- Built: 1974
- Operated: 1974–present
- Location: 1100 Industrial Drive; Springfield, Tennessee, United States;
- Coordinates: 36°30′0″N 86°52′9″W﻿ / ﻿36.50000°N 86.86917°W
- Industry: Home appliances
- Products: gas ranges; electric ranges; wall ovens;
- Employees: 2,900
- Volume: 1,200,000 square feet (110,000 m^{2})
- Owner: Electrolux

= Frigidaire Springfield plant =

Frigidaire Springfield plant is a Frigidaire appliance manufacturing plant in Springfield, Tennessee, owned by Electrolux.

==History==
The plant was built in 1974 by General Motors, which sold the plant (along with the brand) to White Consolidated Industries in 1979. In March 1986, Swedish appliance manufacturer AB Electrolux acquired White Consolidated Industries, including the plant in Springfield, Tennessee.

A $5 million, 21,000-square-foot developmental and laboratory addition was constructed in 2011 to handle testing and quality control, creating 75 technical jobs.

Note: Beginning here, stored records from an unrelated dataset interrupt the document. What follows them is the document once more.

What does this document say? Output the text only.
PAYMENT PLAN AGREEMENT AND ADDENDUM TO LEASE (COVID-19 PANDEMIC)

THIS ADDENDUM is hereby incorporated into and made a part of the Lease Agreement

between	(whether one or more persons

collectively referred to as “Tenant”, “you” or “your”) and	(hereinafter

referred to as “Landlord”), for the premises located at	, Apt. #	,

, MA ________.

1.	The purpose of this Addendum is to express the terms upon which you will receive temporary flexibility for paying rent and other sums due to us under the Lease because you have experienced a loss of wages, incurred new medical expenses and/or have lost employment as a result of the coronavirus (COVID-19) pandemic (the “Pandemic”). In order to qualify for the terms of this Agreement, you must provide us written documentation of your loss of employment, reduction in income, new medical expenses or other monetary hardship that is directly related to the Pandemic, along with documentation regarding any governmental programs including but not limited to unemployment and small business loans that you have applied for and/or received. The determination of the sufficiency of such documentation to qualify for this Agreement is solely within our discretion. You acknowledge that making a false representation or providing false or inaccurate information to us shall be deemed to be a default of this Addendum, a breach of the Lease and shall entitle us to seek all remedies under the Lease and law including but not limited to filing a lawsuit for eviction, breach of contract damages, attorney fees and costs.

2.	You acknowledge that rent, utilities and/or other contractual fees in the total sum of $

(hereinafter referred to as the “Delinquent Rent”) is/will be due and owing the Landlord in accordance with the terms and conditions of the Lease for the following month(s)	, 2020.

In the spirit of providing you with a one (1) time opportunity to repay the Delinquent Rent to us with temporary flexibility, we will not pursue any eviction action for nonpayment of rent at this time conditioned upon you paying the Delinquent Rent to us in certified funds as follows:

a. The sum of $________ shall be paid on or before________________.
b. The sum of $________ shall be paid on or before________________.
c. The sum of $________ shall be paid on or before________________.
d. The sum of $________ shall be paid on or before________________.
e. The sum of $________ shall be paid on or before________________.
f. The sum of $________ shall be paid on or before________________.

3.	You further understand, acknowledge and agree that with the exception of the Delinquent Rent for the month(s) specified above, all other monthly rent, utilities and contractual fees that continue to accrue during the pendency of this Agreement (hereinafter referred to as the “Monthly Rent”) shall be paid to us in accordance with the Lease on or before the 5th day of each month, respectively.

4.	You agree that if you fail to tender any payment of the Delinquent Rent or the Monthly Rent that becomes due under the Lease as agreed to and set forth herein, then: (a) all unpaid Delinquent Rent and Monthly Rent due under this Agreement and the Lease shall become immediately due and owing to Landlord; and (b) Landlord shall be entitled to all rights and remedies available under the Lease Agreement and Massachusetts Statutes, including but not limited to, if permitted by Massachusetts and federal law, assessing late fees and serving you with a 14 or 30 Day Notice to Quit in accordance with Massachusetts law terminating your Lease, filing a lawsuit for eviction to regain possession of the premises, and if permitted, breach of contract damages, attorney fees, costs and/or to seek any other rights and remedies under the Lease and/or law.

In early 2018, the company announced a monumental $250 million investment to expand and modernize the 600,000-square-foot facility into its central U.S. cooking products hub. The $250 million upgrade involved modernizing production and adding roughly 400,000 square feet of manufacturing space. By the end of the decade, the site was Robertson County's largest employer, steadily growing to around 2,900 workers to support massive assembly operations.

In 2020, the plant absorbed operations from a shuttered facility in Memphis, Tennessee. A 525,000-square-foot warehouse was opened in 2021.